Monday, 1 November 2010

American Bittern

Well we did it.
 Left at midnight Saturday, and got down to Zennor and found a place to park just off the road near the pools. Had about an hours kip before it got light.
 Joined the growing throng around 6.30am and stood on the roadside overlooking the gorse, rush/sedge beds and pool. It was rather chilly. We had a few birds over the next couple of hours-one Buzzard walking among the cows, assorted crows and some flyover Golden Plovers. LIke most of the crowd, started to get a bit despondent when it failed to show around 8 ish which seemed to be about the time it usually left the roost. Some thought it had gone, perhaps down to Zennor where there seems to be better habitat.
 Had a scan of the crowd and spotted Jan and William-they got down too late on Saturday, missed bird, including an amazing the Peregrine attack and had to find a place to stay overnight. Had a chat with them for a bit and carried on with the vigil.
 At just after nine, I went back to them and we watched a group apparently investigating the farm track and got a bit worried that they might go in. Luckily that did not happen and soon after the cows came down to the pool and through the rushes. As the Bittern did not fly, we assumed it had definitely gone and one guy-with almost unanimous approval (someone said if it was flushed he would not even look despite having spent loads of money on the long journey) went to the back of the pool to investigate.
 He had not gone far when the Bittern suddenly flew out-he was quite a way from the bird at the time. We all managed to get good views in bins and scopes. Even to the naked eye it appeared a bit smaller and thin billed, and the upper-parts were a lot plainer, paler and the wing trailing edges were also pale buff.
 Got a few shots with the 300mm lens, but had to use a high iso in the poor light.

It flew north, then circled round and headed back, and then dropped into a belt of short pines. Assuming it had dropped down in the filed we went to investigate, but saw nothing.
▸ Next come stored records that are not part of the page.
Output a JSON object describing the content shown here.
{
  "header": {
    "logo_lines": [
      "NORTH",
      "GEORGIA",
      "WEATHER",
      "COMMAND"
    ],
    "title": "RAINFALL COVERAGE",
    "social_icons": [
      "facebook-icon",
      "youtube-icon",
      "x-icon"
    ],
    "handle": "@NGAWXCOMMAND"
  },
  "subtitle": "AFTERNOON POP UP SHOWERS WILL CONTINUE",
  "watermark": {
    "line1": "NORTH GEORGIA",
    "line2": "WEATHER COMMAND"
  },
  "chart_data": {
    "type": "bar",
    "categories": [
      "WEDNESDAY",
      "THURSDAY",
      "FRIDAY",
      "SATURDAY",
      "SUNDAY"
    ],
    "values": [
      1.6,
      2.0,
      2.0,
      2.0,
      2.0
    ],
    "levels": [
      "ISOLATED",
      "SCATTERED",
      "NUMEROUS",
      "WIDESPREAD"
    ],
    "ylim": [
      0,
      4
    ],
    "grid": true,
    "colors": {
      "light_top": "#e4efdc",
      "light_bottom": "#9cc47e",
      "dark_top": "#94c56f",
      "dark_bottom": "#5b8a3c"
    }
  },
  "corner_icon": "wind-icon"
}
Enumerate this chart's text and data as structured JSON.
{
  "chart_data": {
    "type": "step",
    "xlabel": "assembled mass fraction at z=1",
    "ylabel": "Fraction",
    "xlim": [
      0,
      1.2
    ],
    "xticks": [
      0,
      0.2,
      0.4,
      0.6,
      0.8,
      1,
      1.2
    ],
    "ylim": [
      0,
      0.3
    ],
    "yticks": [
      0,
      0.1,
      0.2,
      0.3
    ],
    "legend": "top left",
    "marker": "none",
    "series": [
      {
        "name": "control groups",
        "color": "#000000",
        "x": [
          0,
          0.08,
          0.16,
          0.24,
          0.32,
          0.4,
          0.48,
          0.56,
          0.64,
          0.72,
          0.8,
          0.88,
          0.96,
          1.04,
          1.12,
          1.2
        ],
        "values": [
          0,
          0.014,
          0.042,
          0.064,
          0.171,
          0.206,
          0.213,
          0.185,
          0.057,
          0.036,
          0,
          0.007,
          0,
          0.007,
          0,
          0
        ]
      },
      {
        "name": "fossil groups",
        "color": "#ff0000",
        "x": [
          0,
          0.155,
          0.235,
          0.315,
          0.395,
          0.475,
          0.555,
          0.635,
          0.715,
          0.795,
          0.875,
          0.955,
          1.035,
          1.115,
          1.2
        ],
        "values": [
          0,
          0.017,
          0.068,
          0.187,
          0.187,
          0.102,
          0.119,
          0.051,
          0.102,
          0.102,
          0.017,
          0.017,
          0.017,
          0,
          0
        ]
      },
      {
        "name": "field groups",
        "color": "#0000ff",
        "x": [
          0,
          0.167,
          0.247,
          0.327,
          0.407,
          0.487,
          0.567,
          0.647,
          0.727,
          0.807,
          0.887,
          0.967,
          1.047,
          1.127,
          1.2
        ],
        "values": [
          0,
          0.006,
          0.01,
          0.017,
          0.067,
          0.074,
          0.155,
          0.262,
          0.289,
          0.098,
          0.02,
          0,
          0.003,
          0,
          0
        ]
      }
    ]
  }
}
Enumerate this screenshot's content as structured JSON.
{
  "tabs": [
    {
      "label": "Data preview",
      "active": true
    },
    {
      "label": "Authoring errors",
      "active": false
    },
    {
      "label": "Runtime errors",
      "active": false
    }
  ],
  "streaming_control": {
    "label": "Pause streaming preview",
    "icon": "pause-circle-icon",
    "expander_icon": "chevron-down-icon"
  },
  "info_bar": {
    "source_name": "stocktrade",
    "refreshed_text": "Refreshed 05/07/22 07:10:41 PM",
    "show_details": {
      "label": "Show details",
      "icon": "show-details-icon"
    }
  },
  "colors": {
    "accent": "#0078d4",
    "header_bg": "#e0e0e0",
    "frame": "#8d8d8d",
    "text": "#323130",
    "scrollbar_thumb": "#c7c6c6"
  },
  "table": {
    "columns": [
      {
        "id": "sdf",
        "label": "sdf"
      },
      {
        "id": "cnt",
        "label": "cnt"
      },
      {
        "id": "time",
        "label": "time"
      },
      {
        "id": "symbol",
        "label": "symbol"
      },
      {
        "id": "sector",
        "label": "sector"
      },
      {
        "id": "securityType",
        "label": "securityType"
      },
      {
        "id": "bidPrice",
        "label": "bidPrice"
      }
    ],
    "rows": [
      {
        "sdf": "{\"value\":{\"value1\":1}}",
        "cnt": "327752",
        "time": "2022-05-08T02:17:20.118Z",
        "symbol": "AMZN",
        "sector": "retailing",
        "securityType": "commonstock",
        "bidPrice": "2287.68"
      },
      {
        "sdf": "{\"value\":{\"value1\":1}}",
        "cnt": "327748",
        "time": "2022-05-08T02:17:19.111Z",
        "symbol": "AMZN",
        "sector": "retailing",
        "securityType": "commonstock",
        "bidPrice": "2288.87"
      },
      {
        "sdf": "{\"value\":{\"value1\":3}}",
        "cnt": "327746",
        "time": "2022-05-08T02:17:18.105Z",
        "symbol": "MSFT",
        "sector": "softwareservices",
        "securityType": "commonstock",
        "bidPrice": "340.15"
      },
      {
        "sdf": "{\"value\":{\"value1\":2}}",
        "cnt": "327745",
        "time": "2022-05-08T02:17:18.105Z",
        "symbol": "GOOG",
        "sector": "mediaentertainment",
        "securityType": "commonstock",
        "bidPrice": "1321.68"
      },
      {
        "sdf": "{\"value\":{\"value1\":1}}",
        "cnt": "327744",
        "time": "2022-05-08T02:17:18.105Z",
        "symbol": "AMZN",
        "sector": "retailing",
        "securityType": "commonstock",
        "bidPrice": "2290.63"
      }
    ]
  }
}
With cows moving through the trees we assumed it had made it's way back to the pools, but just as we were leaving someone spotted it sitting in a tree. It moved back quickly and few got on it.
 Left just after eleven, and being a bit tired, decided not to call in elsewhere and headed home.
 Having just posted my images to Bird Forum, Lee Evans etc, I hear it has been found today on the Camel Estuary where some gripping images have been obtained.